The Fire and the Tale (2014, in Italian) is another of Agamben’s shorter books of miscellaneous essays (like Profanations and Nudities), but with a more unified focus on the nexus between art (or creativity and poetics generally) and life. All the sections seem to be written between 2010–2014, and in one sense can be read as a continuation and hybridization of Agamben’s sporadic investigation into the fate of aesthetics and “Art” (as a distinct sphere), from his first book The Man Without Content (1970) to his “Form-of-Life” sections from part III of The Use of Bodies (2014). (There are even a few sections which seem to directly mirror text published in The Use of Bodies, such as the metaphor of whirlpools/eddies applied to modes of a substance [within the “Vortexes” chapter here], and his remarks on Hadot’s supposed initial misunderstanding of Foucault on care-of-the-self [within the “Opus Alchymicum” chapter here].)
But whereas The Use of Bodies relies on detailed textual analysis to make its suggestive conclusions, the essays here include an outright sense of mystery (or “fire”).

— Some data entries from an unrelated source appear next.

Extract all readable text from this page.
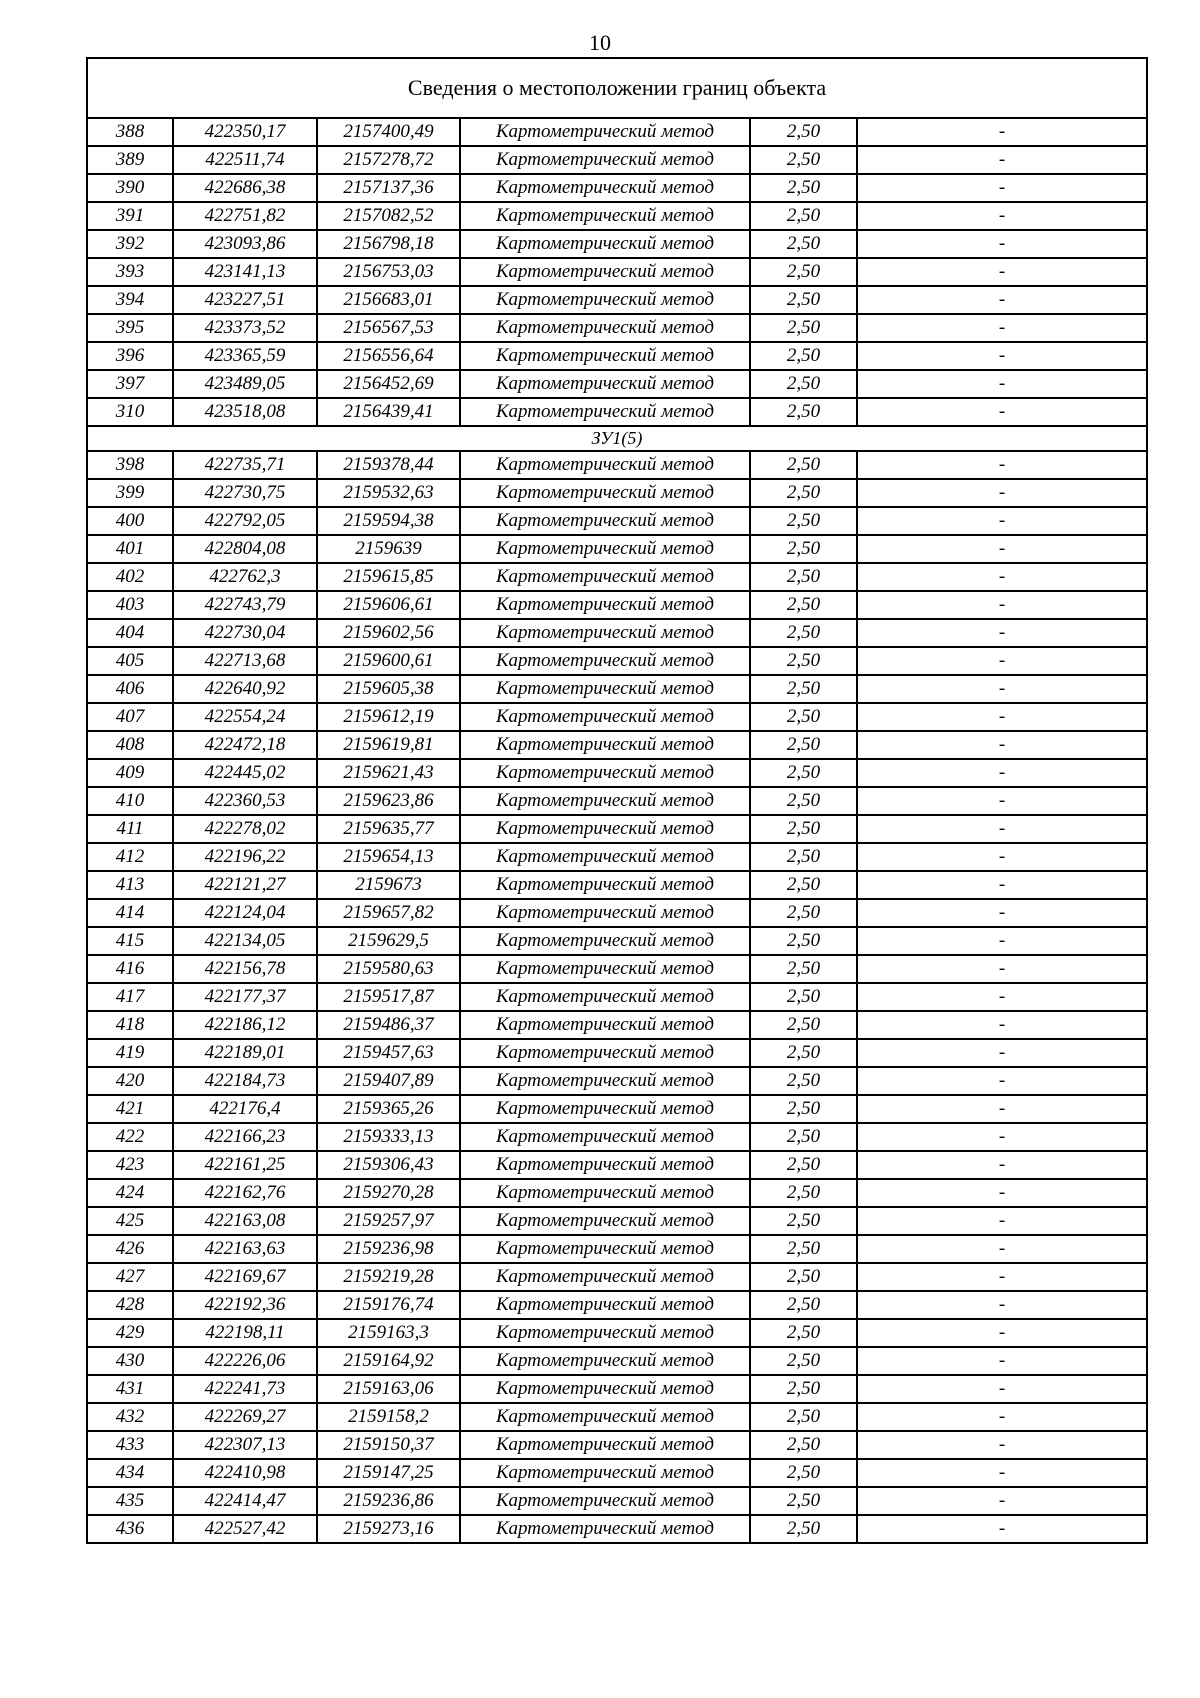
10
Сведения о местоположении границ объекта					
388	422350,17	2157400,49	Картометрический метод	2,50	-
389	422511,74	2157278,72	Картометрический метод	2,50	-
390	422686,38	2157137,36	Картометрический метод	2,50	-
391	422751,82	2157082,52	Картометрический метод	2,50	-
392	423093,86	2156798,18	Картометрический метод	2,50	-
393	423141,13	2156753,03	Картометрический метод	2,50	-
394	423227,51	2156683,01	Картометрический метод	2,50	-
395	423373,52	2156567,53	Картометрический метод	2,50	-
396	423365,59	2156556,64	Картометрический метод	2,50	-
397	423489,05	2156452,69	Картометрический метод	2,50	-
310	423518,08	2156439,41	Картометрический метод	2,50	-
ЗУ1(5)					
398	422735,71	2159378,44	Картометрический метод	2,50	-
399	422730,75	2159532,63	Картометрический метод	2,50	-
400	422792,05	2159594,38	Картометрический метод	2,50	-
401	422804,08	2159639	Картометрический метод	2,50	-
402	422762,3	2159615,85	Картометрический метод	2,50	-
403	422743,79	2159606,61	Картометрический метод	2,50	-
404	422730,04	2159602,56	Картометрический метод	2,50	-
405	422713,68	2159600,61	Картометрический метод	2,50	-
406	422640,92	2159605,38	Картометрический метод	2,50	-
407	422554,24	2159612,19	Картометрический метод	2,50	-
408	422472,18	2159619,81	Картометрический метод	2,50	-
409	422445,02	2159621,43	Картометрический метод	2,50	-
410	422360,53	2159623,86	Картометрический метод	2,50	-
411	422278,02	2159635,77	Картометрический метод	2,50	-
412	422196,22	2159654,13	Картометрический метод	2,50	-
413	422121,27	2159673	Картометрический метод	2,50	-
414	422124,04	2159657,82	Картометрический метод	2,50	-
415	422134,05	2159629,5	Картометрический метод	2,50	-
416	422156,78	2159580,63	Картометрический метод	2,50	-
417	422177,37	2159517,87	Картометрический метод	2,50	-
418	422186,12	2159486,37	Картометрический метод	2,50	-
419	422189,01	2159457,63	Картометрический метод	2,50	-
420	422184,73	2159407,89	Картометрический метод	2,50	-
421	422176,4	2159365,26	Картометрический метод	2,50	-
422	422166,23	2159333,13	Картометрический метод	2,50	-
423	422161,25	2159306,43	Картометрический метод	2,50	-
424	422162,76	2159270,28	Картометрический метод	2,50	-
425	422163,08	2159257,97	Картометрический метод	2,50	-
426	422163,63	2159236,98	Картометрический метод	2,50	-
427	422169,67	2159219,28	Картометрический метод	2,50	-
428	422192,36	2159176,74	Картометрический метод	2,50	-
429	422198,11	2159163,3	Картометрический метод	2,50	-
430	422226,06	2159164,92	Картометрический метод	2,50	-
431	422241,73	2159163,06	Картометрический метод	2,50	-
432	422269,27	2159158,2	Картометрический метод	2,50	-
433	422307,13	2159150,37	Картометрический метод	2,50	-
434	422410,98	2159147,25	Картометрический метод	2,50	-
435	422414,47	2159236,86	Картометрический метод	2,50	-
436	422527,42	2159273,16	Картометрический метод	2,50	-
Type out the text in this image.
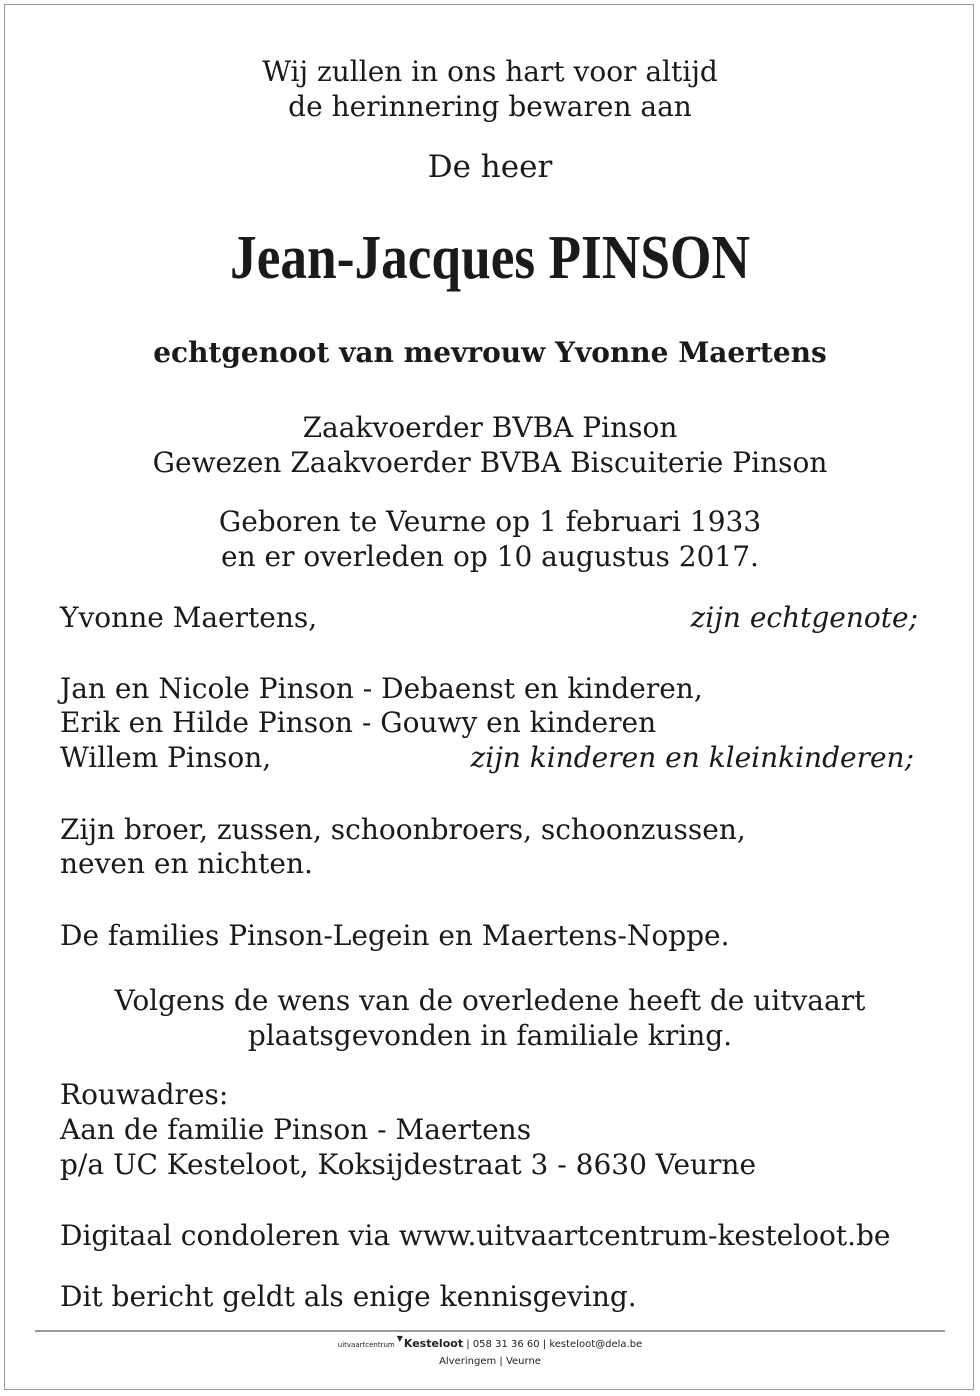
Wij zullen in ons hart voor altijd
de herinnering bewaren aan
De heer
Jean-Jacques PINSON
echtgenoot van mevrouw Yvonne Maertens
Zaakvoerder BVBA Pinson
Gewezen Zaakvoerder BVBA Biscuiterie Pinson
Geboren te Veurne op 1 februari 1933
en er overleden op 10 augustus 2017.
Yvonne Maertens,	zijn echtgenote;
Jan en Nicole Pinson - Debaenst en kinderen,
Erik en Hilde Pinson - Gouwy en kinderen
Willem Pinson,	zijn kinderen en kleinkinderen;
Zijn broer, zussen, schoonbroers, schoonzussen,
neven en nichten.
De families Pinson-Legein en Maertens-Noppe.
Volgens de wens van de overledene heeft de uitvaart
plaatsgevonden in familiale kring.
Rouwadres:
Aan de familie Pinson - Maertens
p/a UC Kesteloot, Koksijdestraat 3 - 8630 Veurne
Digitaal condoleren via www.uitvaartcentrum-kesteloot.be
Dit bericht geldt als enige kennisgeving.
uitvaartcentrum▼Kesteloot | 058 31 36 60 | kesteloot@dela.be
Alveringem | Veurne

Although these are disparate essays, the collection opens and closes with separate, explicit mentions of mysticism, by way of Gershom Scholem’s and René Daumal’s independent reliance on mountain metaphors and Cabalistic notions of “sparks”/fire, in such a way bookending the volume to highlight the mysterious zone between inspiration and expression (but expression in the generic sense, not confined to a recognized, sanctioned art world or literary establishment — as Agamben is careful to stress, “…I rather prefer to speak of the poetic act, and although I will continue to avail myself of the term creation for convenience, I would like it to be understood without any emphasis, in the simple sense of poiein, ‘to produce’” — which, also, is how Agamben often seems to abstractly link poetics to the foundation of politics, referring to them as simply two dimensions of the “deeds of man” in a generic sense).
The short section “In the Name of What?” is especially intriguing, since it begs the question, for readers of Agamben, in the name of what is he himself writing? It is clearly not: religion, any coherent “existentialism,” a political ideology, etc. For Agamben, it seems that the mysterious foundation of language itself, filled with potentiality, is what he is willing to claim as the only honest self-professed inspiration, and all the implications this may have for poetics and politics (“…the one who finally decides to speak—or to keep silent—in the name of this demand does not need, for his word or silence, any other legitimacy”).